DOOPLISS' TWIN interviews DOOPLISS

By Doopliss' twin

Doopliss' Twin: This is such a waste of time, this isn't worth 50 coins an hour!

Director: That's more than Smithy paid me in a year!

DT: You seriously got beat.

Clerk: What he said.

Director: I can't put DT in a headlock but I'm pretty sure i can do that to you.

Clerk: Bring it on!

(Director and Clerk start beating the snot out of each other.)

DT: Security!!!

Gunyolk: I quit last month!!!

DT: Bonetail, you're my new security. Get them out of here and get me a Chucola Cola.

Bonetail: ARRROOOOOOOO!

(Bonetail eats Director and Clerk.)

DT: When does the Interview start?

Domino: It's over.

DT: What?!

Domino: Good news, you have another Interview for tomorrow!

One day later...

DT: Hello, welcome to DT's Intervews. Now you may be wondering why you are chained to your seats. Well the answer is I don't want everyone scrambling for the exit when the building is inevitably going to be destroyed. Now I uh... Who am I interviewing again?

Domino: Doopliss.

DT: Oh. Who else for ''Doopliss' twin's'  first Interview?

(Doopliss walks in front of DT).

Doopliss:  Wow, it's like looking in a mirror.

DT: Yeah, a very ugly mirror... Wait, did i just insult myself? Oh well... So Doopliss, what games have you been in, for all people who have been living under a rock for the past few years?

Doopliss: I was in PMTTYD, Slick, but seriously, who doesn't know that by now?

DT: What's with the party hat?

Doopliss: What's with yours?

DT: Touc'e.

Doopliss: I lost a bet to the previous owner of the Steeple, Slick, I think it was King Boo. I won the Steeple in a game of Blackjack but I lost the second match and I was forced to wear this hat. But if you ask me, it's kinda stylish.

DT: Gonna pretend you didnt say that last thing. Okay, why did the Boos stay when you got the Steeple?I would think they would follow their leader.

Doopliss: You see, Slick, that was also part of the bet. I won a home and a few servants.

DT: Okay, now did you have a crush on any character, other than Goombella?

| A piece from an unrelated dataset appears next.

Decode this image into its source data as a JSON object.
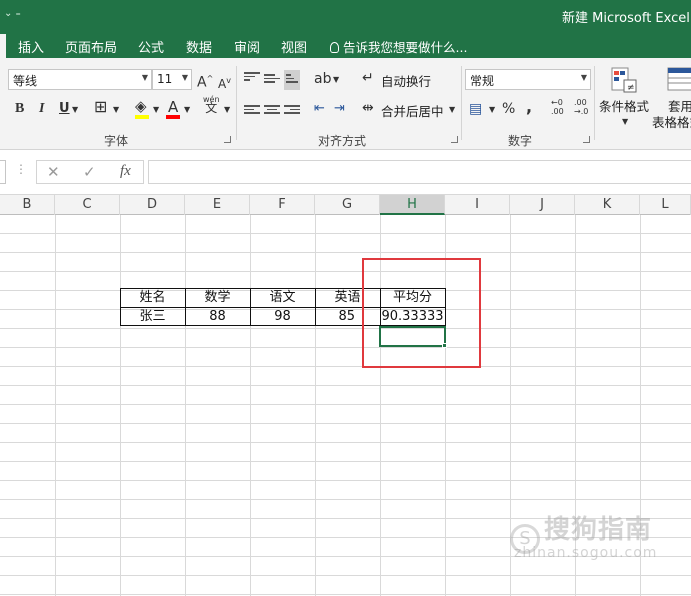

Doopliss: No one, other than Marylin.

(DT and the audience stare in horror.)

DT: Pardon me. *gag* i'll leave the questions from the audience to Bonetail.

(Retching noises are heard.)

Bonetail: Aroo roo areooew arwee!

Doopliss: Got it. Ask away, audience. Seat NOARMS.

Goombella: You had a crush on me?

Doopliss: A little.

(Goombella runs out and more retching is heard.)

DT: Okay, Im back. Seat ENDLESSSPEECH.

Morton: What's your favorite food of the eating and munching and gulping and dige-

DT: SHUT IT!

Doopliss: It would have to be that cake when i went to Booster's wedding with peach.

Morton: WEDDING CAAAAAAAKE!!!

DT: You had to get him started, didn't you? SECURITY!!!

(Bonetail comes in and chucks Morton to the other side of Plit.)

DT: Seat BALLTRICKS.

Lemmy (shadow): Can you give me my body back, Doopliss?

Doopliss (Lemmy's form): I have no idea what you're talking about.

DT: Finally, seat IWASNTINFINALFANTASY.

Culex: Do you think you could have beaten Mario in my form?

Doopliss: Hmmm... I don't know, maybe I should check.

(Doopliss gives Lemmy his body back, turns into Culex, and destroys the set.)

DT: OH MAN!!! Where an i going to find an audience now? Just end transmission already.